Wednesday, July 1, 2020

TV Show Review: 'Schoolhouse Rock!'


School is or was a reality for almost all of us. We learned the basics like math, history, language, science, and so forth. For some of us, learning these subjects were hard. It could be difficult understanding things like multiplication and the three branches of government. Where could we turn to when we needed help? Other than tutors and family members, children living in the 1970s onward received aid in the form of animated television shorts known as Schoolhouse Rock! These music videos, which aired between programs on ABC, taught a generation how to multiply, how bills became laws, and how conjunctions function, among other things.

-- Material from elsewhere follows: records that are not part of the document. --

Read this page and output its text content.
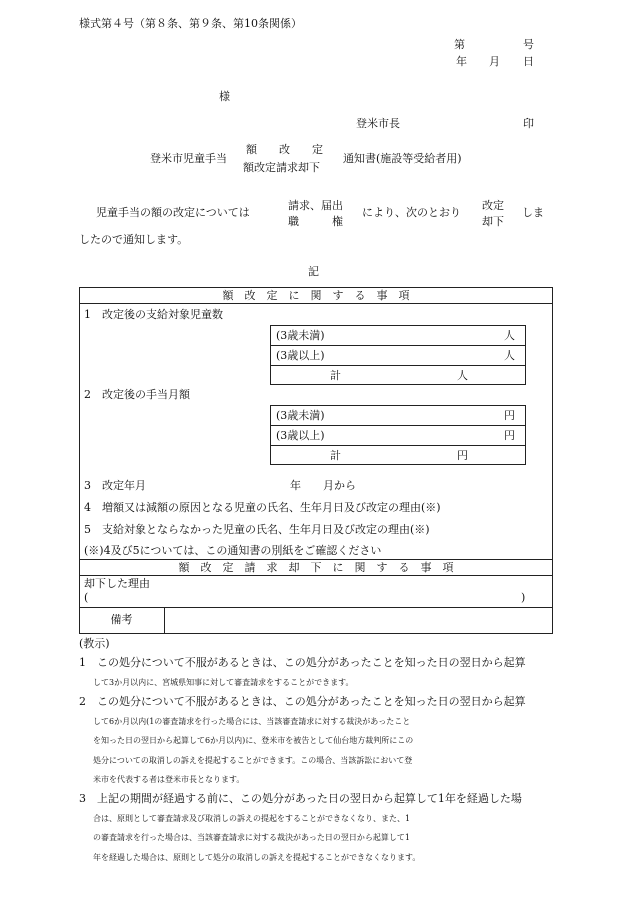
様式第４号（第８条、第９条、第10条関係）
第	号
年 月 日
様
登米市長	印
登米市児童手当
額　　改　　定
額改定請求却下
通知書(施設等受給者用)
児童手当の額の改定については
請求、届出
職　　　権
により、次のとおり
改定
却下
しま
したので通知します。
記
額　改　定　に　関　す　る　事　項
1　改定後の支給対象児童数
(3歳未満)	人
(3歳以上)	人
計	人
2　改定後の手当月額
(3歳未満)	円
(3歳以上)	円
計	円
3　改定年月	年　　月から
4　増額又は減額の原因となる児童の氏名、生年月日及び改定の理由(※)
5　支給対象とならなかった児童の氏名、生年月日及び改定の理由(※)
(※)4及び5については、この通知書の別紙をご確認ください
額　改　定　請　求　却　下　に　関　す　る　事　項
却下した理由
(	)
備考
(教示)
1　この処分について不服があるときは、この処分があったことを知った日の翌日から起算
して3か月以内に、宮城県知事に対して審査請求をすることができます。
2　この処分について不服があるときは、この処分があったことを知った日の翌日から起算
して6か月以内(1の審査請求を行った場合には、当該審査請求に対する裁決があったこと
を知った日の翌日から起算して6か月以内)に、登米市を被告として仙台地方裁判所にこの
処分についての取消しの訴えを提起することができます。この場合、当該訴訟において登
米市を代表する者は登米市長となります。
3　上記の期間が経過する前に、この処分があった日の翌日から起算して1年を経過した場
合は、原則として審査請求及び取消しの訴えの提起をすることができなくなり、また、1
の審査請求を行った場合は、当該審査請求に対する裁決があった日の翌日から起算して1
年を経過した場合は、原則として処分の取消しの訴えを提起することができなくなります。
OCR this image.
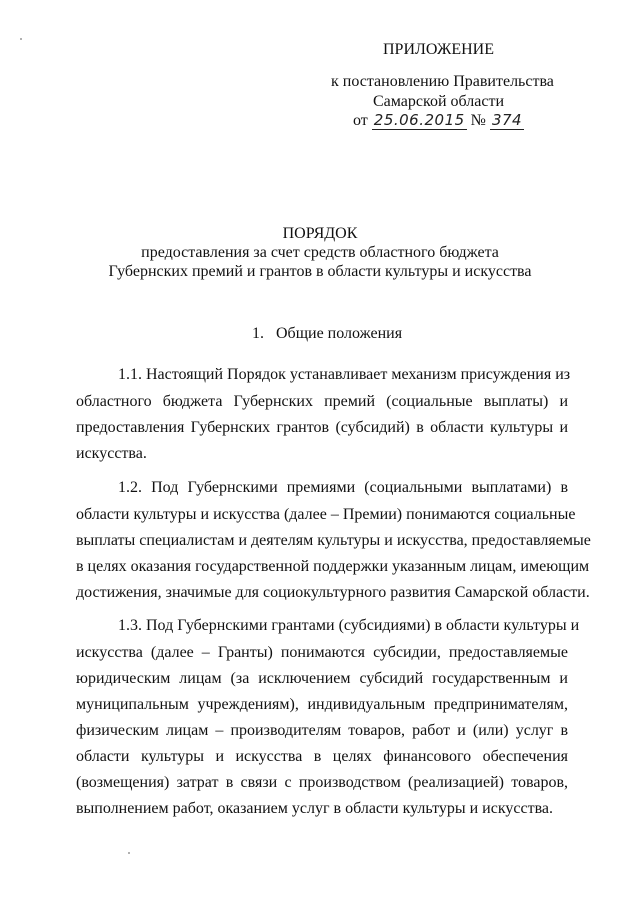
ПРИЛОЖЕНИЕ
к постановлению Правительства
Самарской области
от 25.06.2015 № 374
ПОРЯДОК
предоставления за счет средств областного бюджета
Губернских премий и грантов в области культуры и искусства
1.   Общие положения
1.1. Настоящий Порядок устанавливает механизм присуждения из
областного бюджета Губернских премий (социальные выплаты) и
предоставления Губернских грантов (субсидий) в области культуры и
искусства.
1.2. Под Губернскими премиями (социальными выплатами) в
области культуры и искусства (далее – Премии) понимаются социальные
выплаты специалистам и деятелям культуры и искусства, предоставляемые
в целях оказания государственной поддержки указанным лицам, имеющим
достижения, значимые для социокультурного развития Самарской области.
1.3. Под Губернскими грантами (субсидиями) в области культуры и
искусства (далее – Гранты) понимаются субсидии, предоставляемые
юридическим лицам (за исключением субсидий государственным и
муниципальным учреждениям), индивидуальным предпринимателям,
физическим лицам – производителям товаров, работ и (или) услуг в
области культуры и искусства в целях финансового обеспечения
(возмещения) затрат в связи с производством (реализацией) товаров,
выполнением работ, оказанием услуг в области культуры и искусства.
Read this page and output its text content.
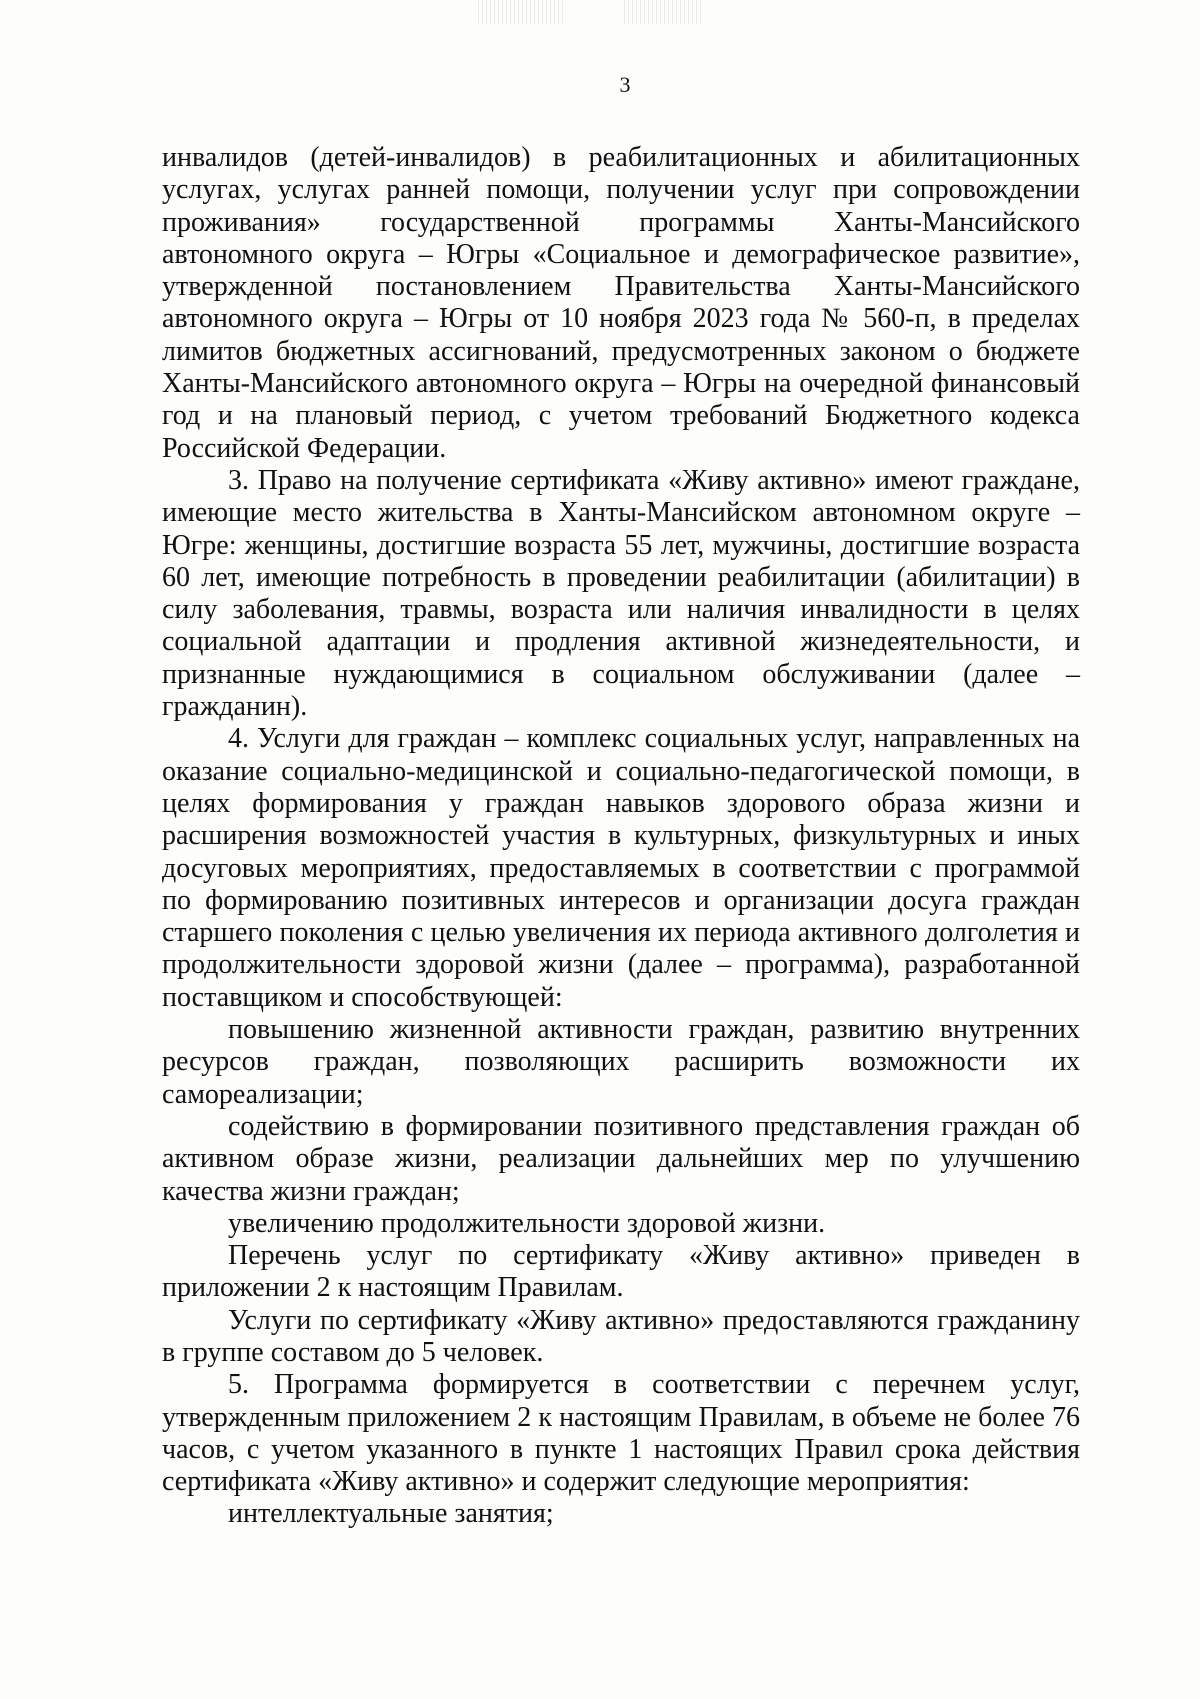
3

инвалидов (детей-инвалидов) в реабилитационных и абилитационных услугах, услугах ранней помощи, получении услуг при сопровождении проживания» государственной программы Ханты-Мансийского автономного округа – Югры «Социальное и демографическое развитие», утвержденной постановлением Правительства Ханты-Мансийского автономного округа – Югры от 10 ноября 2023 года № 560-п, в пределах лимитов бюджетных ассигнований, предусмотренных законом о бюджете Ханты-Мансийского автономного округа – Югры на очередной финансовый год и на плановый период, с учетом требований Бюджетного кодекса Российской Федерации.

3. Право на получение сертификата «Живу активно» имеют граждане, имеющие место жительства в Ханты-Мансийском автономном округе – Югре: женщины, достигшие возраста 55 лет, мужчины, достигшие возраста 60 лет, имеющие потребность в проведении реабилитации (абилитации) в силу заболевания, травмы, возраста или наличия инвалидности в целях социальной адаптации и продления активной жизнедеятельности, и признанные нуждающимися в социальном обслуживании (далее – гражданин).

4. Услуги для граждан – комплекс социальных услуг, направленных на оказание социально-медицинской и социально-педагогической помощи, в целях формирования у граждан навыков здорового образа жизни и расширения возможностей участия в культурных, физкультурных и иных досуговых мероприятиях, предоставляемых в соответствии с программой по формированию позитивных интересов и организации досуга граждан старшего поколения с целью увеличения их периода активного долголетия и продолжительности здоровой жизни (далее – программа), разработанной поставщиком и способствующей:

повышению жизненной активности граждан, развитию внутренних ресурсов граждан, позволяющих расширить возможности их самореализации;

содействию в формировании позитивного представления граждан об активном образе жизни, реализации дальнейших мер по улучшению качества жизни граждан;

увеличению продолжительности здоровой жизни.

Перечень услуг по сертификату «Живу активно» приведен в приложении 2 к настоящим Правилам.

Услуги по сертификату «Живу активно» предоставляются гражданину в группе составом до 5 человек.

5. Программа формируется в соответствии с перечнем услуг, утвержденным приложением 2 к настоящим Правилам, в объеме не более 76 часов, с учетом указанного в пункте 1 настоящих Правил срока действия сертификата «Живу активно» и содержит следующие мероприятия:

интеллектуальные занятия;
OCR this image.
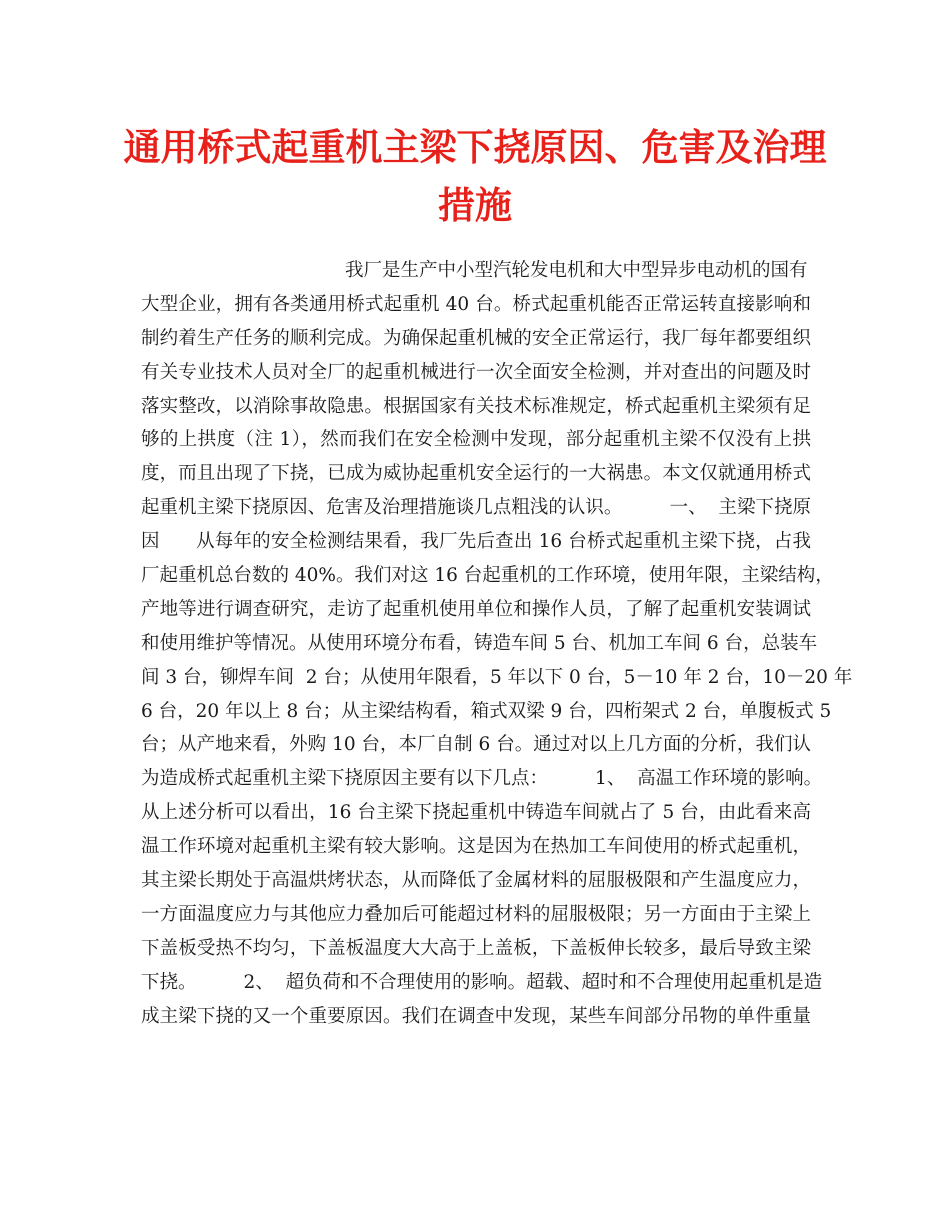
通用桥式起重机主梁下挠原因、危害及治理
措施
我厂是生产中小型汽轮发电机和大中型异步电动机的国有
大型企业，拥有各类通用桥式起重机 40 台。桥式起重机能否正常运转直接影响和
制约着生产任务的顺利完成。为确保起重机械的安全正常运行，我厂每年都要组织
有关专业技术人员对全厂的起重机械进行一次全面安全检测，并对查出的问题及时
落实整改，以消除事故隐患。根据国家有关技术标准规定，桥式起重机主梁须有足
够的上拱度（注 1），然而我们在安全检测中发现，部分起重机主梁不仅没有上拱
度，而且出现了下挠，已成为威协起重机安全运行的一大祸患。本文仅就通用桥式
起重机主梁下挠原因、危害及治理措施谈几点粗浅的认识。        一、  主梁下挠原
因      从每年的安全检测结果看，我厂先后查出 16 台桥式起重机主梁下挠，占我
厂起重机总台数的 40%。我们对这 16 台起重机的工作环境，使用年限，主梁结构，
产地等进行调查研究，走访了起重机使用单位和操作人员，了解了起重机安装调试
和使用维护等情况。从使用环境分布看，铸造车间 5 台、机加工车间 6 台，总装车
间 3 台，铆焊车间  2 台；从使用年限看，5 年以下 0 台，5－10 年 2 台，10－20 年
6 台，20 年以上 8 台；从主梁结构看，箱式双梁 9 台，四桁架式 2 台，单腹板式 5
台；从产地来看，外购 10 台，本厂自制 6 台。通过对以上几方面的分析，我们认
为造成桥式起重机主梁下挠原因主要有以下几点：        1、  高温工作环境的影响。
从上述分析可以看出，16 台主梁下挠起重机中铸造车间就占了 5 台，由此看来高
温工作环境对起重机主梁有较大影响。这是因为在热加工车间使用的桥式起重机，
其主梁长期处于高温烘烤状态，从而降低了金属材料的屈服极限和产生温度应力，
一方面温度应力与其他应力叠加后可能超过材料的屈服极限；另一方面由于主梁上
下盖板受热不均匀，下盖板温度大大高于上盖板，下盖板伸长较多，最后导致主梁
下挠。        2、  超负荷和不合理使用的影响。超载、超时和不合理使用起重机是造
成主梁下挠的又一个重要原因。我们在调查中发现，某些车间部分吊物的单件重量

An interview with creator George Newall included in the complete series DVD box explains the creative genesis and impact, which I will reproduce here:
Q: HOW DID SCHOOLHOUSE ROCK GET ROLLING? 
A: It all started in 1972 on a horseback ride in Wyoming where my boss, David McCall of McCaffery & McCall Advertising, heard his young son, who couldn't begin to remember multiplication tables, singing Rolling Stones and Grateful Dead lyrics. When Dave got back to New York, he commissioned Bob Dorough to set the multiplication tables to rock music. Bob responded with "Three is a Magic Number." The lyrics were so visual that my partner, Tom Yohe, drew a storyboard and met with Michael Eisner, who was then ABC's Vice President of Children's Programming. On the recommendation of the legendary animator, Chuck Jones, Eisner bought it on the spot. All it took was that one meeting. And that first song is still my favorite.
Q: LOOKING BACK, WHY DO YOU THINK IT WORKED SO WELL?
A: We never wrote "down" to kids. And we weren't in the television business. We had good paying day jobs and didn't worry about whether or not the shows would be picked up for the next season. Most importantly, we had the music of Bob Dorough, Lynn Ahrens and Dave Frishberg. Their songs gave Tom a creative leg up to start with. It was their music made visual by Tom's enormous talent for animation design that guided Schoolhouse Rock. Who could ever forget that "...sad little scrap of paper sitting on Capitol Hill"?
(Third question relates to one of the shorts which I will not spoil; thus I will skip it.)
Q: WHEN DID YOU BEGIN TO REALIZE THE IMPACT YOU WERE MAKING ON YOUNG PEOPLE AROUND THE WORLD?
A: We'd been off the air since 1986 when, in the early nineties, Tom got a call from Dartmouth College asking him to participate in a symposium sponsored by the senior class. Expecting 30 or 40 kids in a classroom, Tom was shocked to find himself in the largest auditorium on campus overflowing with 900 students who were boisterously singing our songs and clapping along -- before he showed a single film. A year or so later, while giving a seminar for the Harvard University Graduate School of Education, a student stood up and said, "I don't think you guys realize that Schoolhouse Rock defined my generation." No, we hadn't realized that.